I last saw her on her birthday in March 2020 when I took along an album of photographs I had put together from her childhood to her grandchildren. She did not really know who I was - when I told her my name she told me she had a daughter with the same name (I was half expecting this having been warned it is a common issue) but she did recognise me as a child from the photos. Not so, my brother and sister who she described as "a boy" and "a baby" when she looked at their photographs. She was not herself any longer, even though occasionally that person might be glimpsed as an image is seen through a fast moving train window - here one moment and then gone. Her doctors assured us that medically speaking she was healthy and fit and there was no reason not to think she could not carry on for years - they did not seem to want to admit she was no longer really there by then.
What happens is that slowly, but consistently the person you knew fades away into someone else, and it is hard to remember the important day to day memories of her, not just the positive ones, but the ones that go down in family history as the "you'll never believe this but ..." memories - in my mum's case she insisted on putting two sprouts on my sister's plate for her to try even though she knew my sister hated sprouts (it's okay I would eat them because I love sprouts) until when my sister was 16 I finally said - look, she's 16, don't you think she knows whether or not she wants to eat the sprouts! - it drove us mad, but you would give anything to be driven mad by that again.
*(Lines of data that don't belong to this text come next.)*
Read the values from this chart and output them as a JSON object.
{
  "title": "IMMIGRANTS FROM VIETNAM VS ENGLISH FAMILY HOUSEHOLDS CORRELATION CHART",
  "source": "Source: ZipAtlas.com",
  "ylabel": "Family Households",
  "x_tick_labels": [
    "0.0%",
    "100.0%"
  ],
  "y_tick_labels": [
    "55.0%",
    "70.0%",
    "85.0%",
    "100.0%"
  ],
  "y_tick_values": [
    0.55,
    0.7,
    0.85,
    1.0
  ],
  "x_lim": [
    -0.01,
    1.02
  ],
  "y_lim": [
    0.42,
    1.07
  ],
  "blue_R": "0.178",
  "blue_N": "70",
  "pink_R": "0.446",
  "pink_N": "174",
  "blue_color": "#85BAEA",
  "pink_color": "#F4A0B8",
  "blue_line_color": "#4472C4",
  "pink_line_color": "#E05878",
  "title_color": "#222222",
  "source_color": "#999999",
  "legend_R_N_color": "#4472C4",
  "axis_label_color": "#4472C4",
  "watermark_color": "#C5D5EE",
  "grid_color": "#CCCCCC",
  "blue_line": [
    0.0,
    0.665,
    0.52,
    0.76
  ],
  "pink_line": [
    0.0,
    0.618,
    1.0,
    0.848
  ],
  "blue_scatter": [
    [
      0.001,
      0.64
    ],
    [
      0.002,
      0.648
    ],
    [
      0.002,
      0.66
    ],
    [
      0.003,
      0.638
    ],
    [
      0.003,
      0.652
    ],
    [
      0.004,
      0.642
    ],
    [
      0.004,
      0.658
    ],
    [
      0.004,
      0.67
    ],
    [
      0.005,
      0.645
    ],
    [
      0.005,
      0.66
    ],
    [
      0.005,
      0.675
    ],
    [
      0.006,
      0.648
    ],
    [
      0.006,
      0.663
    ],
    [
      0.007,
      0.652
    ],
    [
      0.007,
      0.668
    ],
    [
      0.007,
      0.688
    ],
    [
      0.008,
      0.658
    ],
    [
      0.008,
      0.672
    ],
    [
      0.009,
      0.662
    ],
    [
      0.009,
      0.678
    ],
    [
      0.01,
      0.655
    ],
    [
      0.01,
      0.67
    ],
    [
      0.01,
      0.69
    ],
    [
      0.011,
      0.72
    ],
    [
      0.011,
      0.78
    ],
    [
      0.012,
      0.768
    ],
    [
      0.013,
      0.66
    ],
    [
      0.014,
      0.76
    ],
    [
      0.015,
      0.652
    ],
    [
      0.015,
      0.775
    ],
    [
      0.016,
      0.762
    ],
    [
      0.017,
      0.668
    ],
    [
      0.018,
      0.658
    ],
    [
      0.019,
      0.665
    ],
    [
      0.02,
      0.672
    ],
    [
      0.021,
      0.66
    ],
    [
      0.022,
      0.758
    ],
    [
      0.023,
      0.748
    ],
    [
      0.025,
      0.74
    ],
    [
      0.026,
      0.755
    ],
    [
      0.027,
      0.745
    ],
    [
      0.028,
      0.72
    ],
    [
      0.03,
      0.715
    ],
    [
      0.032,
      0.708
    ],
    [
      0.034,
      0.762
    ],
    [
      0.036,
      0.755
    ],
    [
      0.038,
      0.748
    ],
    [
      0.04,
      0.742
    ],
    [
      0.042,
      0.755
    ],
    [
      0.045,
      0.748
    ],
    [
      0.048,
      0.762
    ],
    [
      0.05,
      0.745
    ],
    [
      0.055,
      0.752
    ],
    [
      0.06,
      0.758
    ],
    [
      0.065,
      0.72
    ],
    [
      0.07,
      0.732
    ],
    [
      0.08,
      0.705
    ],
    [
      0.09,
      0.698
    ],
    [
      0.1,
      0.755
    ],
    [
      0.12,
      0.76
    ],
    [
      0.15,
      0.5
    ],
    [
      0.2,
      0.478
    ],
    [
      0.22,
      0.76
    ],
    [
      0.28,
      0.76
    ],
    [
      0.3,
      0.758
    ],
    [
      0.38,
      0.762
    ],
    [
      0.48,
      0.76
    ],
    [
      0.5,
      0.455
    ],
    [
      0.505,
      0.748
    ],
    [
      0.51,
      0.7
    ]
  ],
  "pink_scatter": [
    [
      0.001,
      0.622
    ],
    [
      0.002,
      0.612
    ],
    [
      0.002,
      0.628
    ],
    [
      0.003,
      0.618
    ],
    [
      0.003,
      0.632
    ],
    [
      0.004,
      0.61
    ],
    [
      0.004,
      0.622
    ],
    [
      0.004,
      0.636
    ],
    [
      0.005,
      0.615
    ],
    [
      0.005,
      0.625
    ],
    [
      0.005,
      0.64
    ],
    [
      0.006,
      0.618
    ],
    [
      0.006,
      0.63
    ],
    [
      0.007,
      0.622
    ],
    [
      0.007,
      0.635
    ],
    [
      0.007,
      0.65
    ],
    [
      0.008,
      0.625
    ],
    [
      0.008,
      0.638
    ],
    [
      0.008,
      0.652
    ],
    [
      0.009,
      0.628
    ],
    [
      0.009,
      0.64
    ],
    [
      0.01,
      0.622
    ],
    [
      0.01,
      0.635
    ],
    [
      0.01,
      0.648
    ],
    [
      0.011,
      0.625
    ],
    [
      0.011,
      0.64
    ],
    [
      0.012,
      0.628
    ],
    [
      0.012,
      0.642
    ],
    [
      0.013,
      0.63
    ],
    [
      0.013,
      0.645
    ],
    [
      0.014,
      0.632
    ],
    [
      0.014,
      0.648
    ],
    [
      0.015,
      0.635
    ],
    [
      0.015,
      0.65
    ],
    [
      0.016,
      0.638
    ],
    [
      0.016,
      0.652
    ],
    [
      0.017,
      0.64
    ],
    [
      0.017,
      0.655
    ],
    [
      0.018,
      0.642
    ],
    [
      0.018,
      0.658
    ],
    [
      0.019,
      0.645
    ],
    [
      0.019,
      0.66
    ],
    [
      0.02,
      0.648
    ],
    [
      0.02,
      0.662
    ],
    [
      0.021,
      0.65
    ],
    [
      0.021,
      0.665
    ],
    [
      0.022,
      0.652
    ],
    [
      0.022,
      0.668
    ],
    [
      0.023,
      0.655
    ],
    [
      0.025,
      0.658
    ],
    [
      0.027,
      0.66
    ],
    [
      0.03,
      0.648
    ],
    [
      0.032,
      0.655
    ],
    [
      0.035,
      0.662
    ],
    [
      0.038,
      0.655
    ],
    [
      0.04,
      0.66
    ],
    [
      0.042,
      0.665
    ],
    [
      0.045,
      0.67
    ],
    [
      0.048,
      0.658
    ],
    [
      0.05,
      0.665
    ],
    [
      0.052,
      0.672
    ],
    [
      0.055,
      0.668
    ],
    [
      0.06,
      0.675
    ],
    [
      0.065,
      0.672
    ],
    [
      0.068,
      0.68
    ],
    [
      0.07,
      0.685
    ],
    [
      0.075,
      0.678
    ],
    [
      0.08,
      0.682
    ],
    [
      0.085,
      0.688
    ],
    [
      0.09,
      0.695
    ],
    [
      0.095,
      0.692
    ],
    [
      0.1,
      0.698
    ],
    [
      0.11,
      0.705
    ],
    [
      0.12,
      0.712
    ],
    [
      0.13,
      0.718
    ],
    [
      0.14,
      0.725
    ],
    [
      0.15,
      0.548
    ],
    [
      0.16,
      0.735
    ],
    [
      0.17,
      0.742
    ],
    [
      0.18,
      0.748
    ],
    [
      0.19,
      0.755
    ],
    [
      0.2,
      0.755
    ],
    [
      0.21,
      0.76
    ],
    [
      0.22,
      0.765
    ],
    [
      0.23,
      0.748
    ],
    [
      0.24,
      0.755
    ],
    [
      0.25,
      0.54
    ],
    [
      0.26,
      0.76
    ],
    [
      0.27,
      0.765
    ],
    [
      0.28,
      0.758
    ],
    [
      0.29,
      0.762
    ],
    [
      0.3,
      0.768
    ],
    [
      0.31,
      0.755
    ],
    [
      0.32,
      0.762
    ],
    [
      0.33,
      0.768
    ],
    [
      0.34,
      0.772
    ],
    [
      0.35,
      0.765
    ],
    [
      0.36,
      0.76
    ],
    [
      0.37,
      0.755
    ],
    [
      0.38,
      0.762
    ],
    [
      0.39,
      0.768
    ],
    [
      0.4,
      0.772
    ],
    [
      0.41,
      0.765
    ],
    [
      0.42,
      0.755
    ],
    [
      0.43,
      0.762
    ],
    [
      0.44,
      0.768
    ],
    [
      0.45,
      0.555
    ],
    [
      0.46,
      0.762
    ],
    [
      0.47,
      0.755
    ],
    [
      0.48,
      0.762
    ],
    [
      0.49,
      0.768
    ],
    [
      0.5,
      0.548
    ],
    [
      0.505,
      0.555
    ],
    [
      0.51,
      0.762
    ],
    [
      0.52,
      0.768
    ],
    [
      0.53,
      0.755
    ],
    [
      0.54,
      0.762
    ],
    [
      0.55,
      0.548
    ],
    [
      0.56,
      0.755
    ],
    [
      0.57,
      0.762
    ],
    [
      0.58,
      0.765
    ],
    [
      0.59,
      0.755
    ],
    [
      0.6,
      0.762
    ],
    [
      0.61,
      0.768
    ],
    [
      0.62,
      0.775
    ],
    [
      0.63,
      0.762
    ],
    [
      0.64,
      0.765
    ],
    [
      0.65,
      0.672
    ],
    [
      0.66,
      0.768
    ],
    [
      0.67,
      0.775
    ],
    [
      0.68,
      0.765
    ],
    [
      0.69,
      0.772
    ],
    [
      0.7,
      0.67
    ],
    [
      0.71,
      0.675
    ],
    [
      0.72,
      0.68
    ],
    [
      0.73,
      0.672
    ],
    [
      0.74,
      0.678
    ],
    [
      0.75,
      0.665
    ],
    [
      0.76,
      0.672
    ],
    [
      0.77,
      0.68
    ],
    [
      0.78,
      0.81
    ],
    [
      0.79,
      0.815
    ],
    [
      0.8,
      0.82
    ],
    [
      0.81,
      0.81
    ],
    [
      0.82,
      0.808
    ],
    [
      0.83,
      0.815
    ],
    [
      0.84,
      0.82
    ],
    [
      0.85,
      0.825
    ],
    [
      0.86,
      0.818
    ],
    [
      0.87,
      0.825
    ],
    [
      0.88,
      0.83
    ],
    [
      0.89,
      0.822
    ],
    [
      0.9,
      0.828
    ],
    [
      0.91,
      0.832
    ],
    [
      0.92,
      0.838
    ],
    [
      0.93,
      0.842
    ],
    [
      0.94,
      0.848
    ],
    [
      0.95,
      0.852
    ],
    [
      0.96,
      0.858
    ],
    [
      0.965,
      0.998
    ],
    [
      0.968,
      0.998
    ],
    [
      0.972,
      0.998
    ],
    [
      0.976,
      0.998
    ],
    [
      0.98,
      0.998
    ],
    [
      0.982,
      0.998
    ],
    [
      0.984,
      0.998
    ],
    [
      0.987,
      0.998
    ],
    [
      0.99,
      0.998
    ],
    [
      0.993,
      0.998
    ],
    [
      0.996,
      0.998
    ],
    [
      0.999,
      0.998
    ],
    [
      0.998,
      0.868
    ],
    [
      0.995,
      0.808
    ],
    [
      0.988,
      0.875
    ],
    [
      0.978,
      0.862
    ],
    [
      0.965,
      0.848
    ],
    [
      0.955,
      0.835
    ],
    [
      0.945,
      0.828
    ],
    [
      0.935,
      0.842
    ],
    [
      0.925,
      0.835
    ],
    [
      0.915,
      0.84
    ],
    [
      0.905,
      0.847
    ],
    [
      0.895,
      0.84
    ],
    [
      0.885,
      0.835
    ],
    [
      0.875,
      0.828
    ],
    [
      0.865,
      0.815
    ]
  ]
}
Last December COVID took away her body, but dementia had already taken the real, essential Bren from us. So with the anniversary coming up I felt I wanted to do something to raise funds for the Society to support their work in researching ways to stave off the effects, their work in supporting people to stay with their families in their homes and communities for as long as possible, and their work in giving support to those family members dealing with this cruel cruel disease. If the money raised means even one family is helped it will be something amazing. What this is about, for me, is to hopefully achieve both something large for people affected by dementia as a whole and something intimate for a family who miss the personality they knew.